Le rapport constate une hausse forte des créations d’entreprises dans le secteur des « transports et entreposages » (par exemple +45,8 % en 2015). Les logements de tourisme loués à des particuliers ont aussi progressé de 29,9 % entre 2015 et 2016.

Par ailleurs, une étude de l’IGAS indique qu’AirBnB, Uber et Hopwork totaliseraient 174 000 travailleurs collaboratifs en France dont 140 000 hôtes AirBnB. Enfin, même s’il faut prendre ces chiffres avec précaution, l’économie participative fournirait plus de 50 % des revenus à 5,2 % des français (12 % chez les 25-34 ans) et le chiffre d’affaires des plateformes serait de l’ordre de 7 milliards d’euros, soit 0,3 % du PIB.

Les plateformes sont-elles une opportunité pour la croissance ?

En utilisant les équipements des particuliers, elles rentabilisent facilement leur capital. Parallèlement, elles procurent des gains de pouvoir d’achat aux utilisateurs qui peuvent être reportés sur d’autres achats. Elles sont sensées améliorer le fonctionnement des marchés en mettant en relation un grand nombre d’acteurs, en leur facilitant l’entrée et favorisant l’information réciproque de ceux-ci au travers des procédures d’évaluation. Le rapport pointe aussi qu’elles peuvent constituer une alternative à la réglementation publique au risque de la contourner pour le « bien-être collectif ». Le développement des plateformes peut aussi être une source d’innovation et de développement de nouvelles compétences notamment entrepreneuriales.

Mais à contrario, l’essor de ces plateformes vient directement en concurrence, le plus souvent déloyale, avec des secteurs traditionnels faute de réglementation et de régulations nouvelles des secteurs concernés.

En conclusion, le rapport s’interroge : « L’enjeu est bien de savoir si, au final, l’émergence de ces nouveaux acteurs apportent des gains collectifs ».

Impact sur la qualité de l’emploi

Même si les emplois semblent satisfaire certains types de travailleurs intéressés par une plus grande flexibilité, il n’en reste pas moins que la balance pèse en direction d’une dégradation de la qualité des emplois.

Sans surprise, l’auteure du rapport, Olivia Montel, constate que l’économie des plateformes « peut faire voler en éclats le statut de salarié basé sur l’échange entre subordination à l’employeur et en contrepartie nombreuses garanties matérielles ». Ce sont les travailleurs des plateformes qui supportent les risques liés à leur activité (investissement, incertitude du revenu, conditions de travail, etc.). Impossible pour eux de revendre leur outil de travail pour leur retraite. Par ailleurs leurs revenus ne permettent pas faire face aux risques professionnels. Ils échappent bien évidemment aux dispositifs de limitation des risques, normes, contrôles et Instances représentatives notamment en matière de santé et sécurité au travail. Par ailleurs, ils sont le plus souvent dépendants d’une ou des plateformes qui les emploient.

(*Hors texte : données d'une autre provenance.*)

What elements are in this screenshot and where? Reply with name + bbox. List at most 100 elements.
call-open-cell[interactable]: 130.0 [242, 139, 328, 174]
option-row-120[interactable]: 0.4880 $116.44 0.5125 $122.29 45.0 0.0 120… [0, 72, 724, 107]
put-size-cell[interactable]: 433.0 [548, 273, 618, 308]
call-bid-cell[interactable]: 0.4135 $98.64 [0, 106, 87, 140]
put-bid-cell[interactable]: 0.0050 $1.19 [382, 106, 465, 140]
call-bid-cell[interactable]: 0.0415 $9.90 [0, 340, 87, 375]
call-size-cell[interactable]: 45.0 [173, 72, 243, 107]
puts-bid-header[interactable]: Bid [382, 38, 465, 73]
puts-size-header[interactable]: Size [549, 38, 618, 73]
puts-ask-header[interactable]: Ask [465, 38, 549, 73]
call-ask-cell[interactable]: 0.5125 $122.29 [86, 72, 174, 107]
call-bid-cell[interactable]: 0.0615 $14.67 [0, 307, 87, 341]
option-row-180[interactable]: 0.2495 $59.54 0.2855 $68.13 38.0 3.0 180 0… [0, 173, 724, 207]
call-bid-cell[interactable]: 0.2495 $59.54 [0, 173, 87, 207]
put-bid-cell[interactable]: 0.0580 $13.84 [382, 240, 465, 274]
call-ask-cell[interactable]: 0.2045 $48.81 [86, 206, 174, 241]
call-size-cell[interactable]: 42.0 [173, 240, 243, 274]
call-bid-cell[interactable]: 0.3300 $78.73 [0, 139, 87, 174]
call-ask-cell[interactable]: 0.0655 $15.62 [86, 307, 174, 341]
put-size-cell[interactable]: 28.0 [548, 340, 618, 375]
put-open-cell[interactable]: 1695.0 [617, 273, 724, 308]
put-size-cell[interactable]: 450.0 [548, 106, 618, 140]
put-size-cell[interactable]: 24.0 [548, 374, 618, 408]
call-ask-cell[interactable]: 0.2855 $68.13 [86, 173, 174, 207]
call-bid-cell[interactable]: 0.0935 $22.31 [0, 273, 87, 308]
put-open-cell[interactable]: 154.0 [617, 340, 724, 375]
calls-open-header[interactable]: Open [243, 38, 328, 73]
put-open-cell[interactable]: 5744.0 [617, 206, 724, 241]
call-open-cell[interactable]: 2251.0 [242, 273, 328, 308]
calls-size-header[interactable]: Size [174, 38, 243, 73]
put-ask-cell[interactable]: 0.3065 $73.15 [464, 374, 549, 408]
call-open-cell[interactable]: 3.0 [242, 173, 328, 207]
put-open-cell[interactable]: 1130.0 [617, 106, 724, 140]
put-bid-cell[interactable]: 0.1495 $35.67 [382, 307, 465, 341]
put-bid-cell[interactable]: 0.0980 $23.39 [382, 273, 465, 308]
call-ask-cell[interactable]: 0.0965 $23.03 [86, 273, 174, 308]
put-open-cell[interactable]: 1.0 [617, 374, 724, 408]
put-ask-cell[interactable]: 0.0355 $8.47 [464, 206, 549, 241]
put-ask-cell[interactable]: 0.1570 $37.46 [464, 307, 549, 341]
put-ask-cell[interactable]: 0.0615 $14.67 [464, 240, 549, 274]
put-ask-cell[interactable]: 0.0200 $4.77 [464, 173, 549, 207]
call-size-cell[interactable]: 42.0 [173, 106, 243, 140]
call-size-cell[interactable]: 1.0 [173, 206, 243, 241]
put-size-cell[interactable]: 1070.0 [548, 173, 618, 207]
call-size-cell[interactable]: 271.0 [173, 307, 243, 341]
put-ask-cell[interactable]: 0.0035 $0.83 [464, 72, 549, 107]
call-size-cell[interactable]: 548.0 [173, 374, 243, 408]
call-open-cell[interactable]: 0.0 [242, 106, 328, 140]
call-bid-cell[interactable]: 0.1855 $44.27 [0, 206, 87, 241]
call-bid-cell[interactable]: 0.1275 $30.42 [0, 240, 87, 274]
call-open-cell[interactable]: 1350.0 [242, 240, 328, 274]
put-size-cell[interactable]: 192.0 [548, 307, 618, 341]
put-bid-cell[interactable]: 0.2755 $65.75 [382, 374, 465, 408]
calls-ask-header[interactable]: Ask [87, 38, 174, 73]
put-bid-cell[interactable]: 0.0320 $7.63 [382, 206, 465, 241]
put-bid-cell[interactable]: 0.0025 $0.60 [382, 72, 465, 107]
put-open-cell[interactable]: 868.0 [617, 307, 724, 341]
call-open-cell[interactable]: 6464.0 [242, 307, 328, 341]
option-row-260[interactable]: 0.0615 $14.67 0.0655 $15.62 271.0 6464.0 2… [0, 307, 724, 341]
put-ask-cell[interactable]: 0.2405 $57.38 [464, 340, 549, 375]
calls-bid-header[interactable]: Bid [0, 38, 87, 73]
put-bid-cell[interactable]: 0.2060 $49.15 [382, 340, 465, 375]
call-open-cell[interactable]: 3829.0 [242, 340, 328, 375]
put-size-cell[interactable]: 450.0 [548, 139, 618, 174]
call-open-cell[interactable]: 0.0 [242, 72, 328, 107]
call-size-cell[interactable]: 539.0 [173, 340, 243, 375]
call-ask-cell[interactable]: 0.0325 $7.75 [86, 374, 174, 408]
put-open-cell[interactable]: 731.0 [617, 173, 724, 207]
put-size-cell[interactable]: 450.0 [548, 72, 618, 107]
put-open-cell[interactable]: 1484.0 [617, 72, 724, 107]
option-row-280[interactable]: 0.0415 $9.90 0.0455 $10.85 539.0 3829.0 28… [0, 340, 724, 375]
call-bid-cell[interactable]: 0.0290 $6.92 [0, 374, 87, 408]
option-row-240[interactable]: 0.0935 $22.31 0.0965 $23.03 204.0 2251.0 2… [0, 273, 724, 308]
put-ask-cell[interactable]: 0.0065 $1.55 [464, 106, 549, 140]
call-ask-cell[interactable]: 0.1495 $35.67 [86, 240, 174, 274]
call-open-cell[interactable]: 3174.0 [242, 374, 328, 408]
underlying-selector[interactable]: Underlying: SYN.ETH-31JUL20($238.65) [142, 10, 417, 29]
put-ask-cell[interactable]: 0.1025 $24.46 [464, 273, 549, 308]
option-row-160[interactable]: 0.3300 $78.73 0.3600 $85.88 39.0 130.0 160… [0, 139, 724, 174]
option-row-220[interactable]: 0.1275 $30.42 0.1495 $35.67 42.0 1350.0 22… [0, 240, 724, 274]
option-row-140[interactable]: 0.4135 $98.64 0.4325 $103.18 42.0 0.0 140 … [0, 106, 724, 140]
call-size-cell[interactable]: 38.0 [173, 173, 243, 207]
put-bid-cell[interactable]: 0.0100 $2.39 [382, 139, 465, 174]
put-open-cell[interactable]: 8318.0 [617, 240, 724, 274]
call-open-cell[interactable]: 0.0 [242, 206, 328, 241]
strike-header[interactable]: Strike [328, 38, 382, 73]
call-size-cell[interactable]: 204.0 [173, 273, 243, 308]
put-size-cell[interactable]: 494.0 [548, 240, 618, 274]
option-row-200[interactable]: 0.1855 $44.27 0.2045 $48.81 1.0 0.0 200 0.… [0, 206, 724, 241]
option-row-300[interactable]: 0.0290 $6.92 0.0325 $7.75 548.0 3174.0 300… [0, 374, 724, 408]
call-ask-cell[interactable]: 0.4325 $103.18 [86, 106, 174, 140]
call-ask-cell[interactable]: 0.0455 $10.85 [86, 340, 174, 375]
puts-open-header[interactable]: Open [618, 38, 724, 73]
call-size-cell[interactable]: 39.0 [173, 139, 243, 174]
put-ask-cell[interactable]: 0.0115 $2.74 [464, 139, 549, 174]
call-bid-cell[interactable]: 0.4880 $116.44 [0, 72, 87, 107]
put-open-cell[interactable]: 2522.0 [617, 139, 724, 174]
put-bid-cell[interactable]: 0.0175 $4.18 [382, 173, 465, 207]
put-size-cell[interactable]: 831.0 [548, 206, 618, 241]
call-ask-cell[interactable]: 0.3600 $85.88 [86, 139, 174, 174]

Pour défendre leurs intérêts, les travailleurs des plateformes commencent à s’organiser soit à l’initiative des syndicats (le rapport cite l’implantation de l’UNSA dans les VTC) ou des plateformes elles-mêmes. C’est aussi le cas à l’étranger notamment en Allemagne. La Loi El Khomri a donné à ces travailleurs la possibilité de faire grève et de s’organiser. La circulaire d’application du 8 juin 2017 précise le champ d’application, le contenu et les modalités de mise en œuvre des droits sociaux minimaux dont bénéficient désormais les travailleurs indépendants qui utilisent une plateforme.

Quels défis pour les pouvoirs publics ?

Le rapport propose quelques pistes de réflexion ou d’orientation pour tenter de mieux réguler cette nouvelle économie et en premier lieu adapter les outils statistiques. Les autres propositions sont dans la ligne des précédents rapports parlementaires et de l’administration en matière de situation des travailleurs, de protection sociale, et de médiation des acteurs.

La lecture de ce rapport démontre qu’il y a urgence pour les pouvoirs publics à mettre de l’ordre dans un secteur qui risque de se développer en contournant les règles et au détriment des milliers de travailleurs collaboratifs mais aussi ceux des secteurs traditionnels qui sont impactés.